Already, in her mind, Eliza was maniacally googling brain cancer treatment options; she was flipping through the neurology section in one of her old medical school books. She was even singing the ridiculous song about the organs that Evie had learned in the third grade. My body is working day and night, working and working all the time…

“Eliza, honey. Your father is sick.”

My brain controls everything, everything my body does. My lungs are breathing in the air, putting oxygen in my blood…

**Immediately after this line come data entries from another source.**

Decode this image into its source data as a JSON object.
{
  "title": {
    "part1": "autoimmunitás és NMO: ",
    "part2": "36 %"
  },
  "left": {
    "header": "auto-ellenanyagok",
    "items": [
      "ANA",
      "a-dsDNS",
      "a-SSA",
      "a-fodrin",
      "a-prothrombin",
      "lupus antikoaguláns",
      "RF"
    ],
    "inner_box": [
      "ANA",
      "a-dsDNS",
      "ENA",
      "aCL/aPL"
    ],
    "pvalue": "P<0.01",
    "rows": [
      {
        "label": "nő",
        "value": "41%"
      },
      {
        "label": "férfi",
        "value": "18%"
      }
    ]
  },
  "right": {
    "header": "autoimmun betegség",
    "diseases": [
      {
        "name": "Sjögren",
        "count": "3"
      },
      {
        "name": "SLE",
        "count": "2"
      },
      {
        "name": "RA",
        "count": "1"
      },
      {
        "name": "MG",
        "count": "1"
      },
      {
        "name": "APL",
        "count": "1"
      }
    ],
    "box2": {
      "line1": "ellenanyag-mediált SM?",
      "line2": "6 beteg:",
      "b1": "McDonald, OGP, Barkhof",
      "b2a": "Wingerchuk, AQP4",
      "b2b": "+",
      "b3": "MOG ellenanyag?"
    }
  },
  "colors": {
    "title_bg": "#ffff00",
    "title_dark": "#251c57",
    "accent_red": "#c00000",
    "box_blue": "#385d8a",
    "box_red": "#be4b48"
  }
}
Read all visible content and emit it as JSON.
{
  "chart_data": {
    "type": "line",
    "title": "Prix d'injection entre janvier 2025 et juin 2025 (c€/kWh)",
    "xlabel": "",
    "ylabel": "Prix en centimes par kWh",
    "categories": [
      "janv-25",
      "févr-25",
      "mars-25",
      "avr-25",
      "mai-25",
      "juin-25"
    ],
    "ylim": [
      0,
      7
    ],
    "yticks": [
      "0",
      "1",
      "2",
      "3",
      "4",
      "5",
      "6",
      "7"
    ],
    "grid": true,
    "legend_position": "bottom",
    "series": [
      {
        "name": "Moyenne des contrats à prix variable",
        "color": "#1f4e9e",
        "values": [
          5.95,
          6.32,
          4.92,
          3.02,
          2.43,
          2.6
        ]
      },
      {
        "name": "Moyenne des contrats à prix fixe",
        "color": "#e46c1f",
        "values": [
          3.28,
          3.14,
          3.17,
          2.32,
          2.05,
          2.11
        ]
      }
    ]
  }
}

Val sat at the table, motioned Eliza to sit across from her, and folded her hands as if in prayer. “Charlie wasn’t feeling right for a while, for a good long time, but of course you know him, he wouldn’t admit to it. Even so, he was getting so tired out in the boat, coming in earlier and earlier, catching less and less. This was right after he came back from visiting you in March—right before his birthday. Still wouldn’t take a sternman with him. Then in early April there was one time he got a little bit confused, came in off the boat, one of the guys told me he was slurring a little, it seemed for about twenty seconds he didn’t know where he was…” She paused. “So I didn’t give him any choice, I made him an appointment at Maine Coast Memorial, took him in. He had the CT scan, and they didn’t like the way that looked, so they ordered an MRI. And that confirmed the diagnosis.”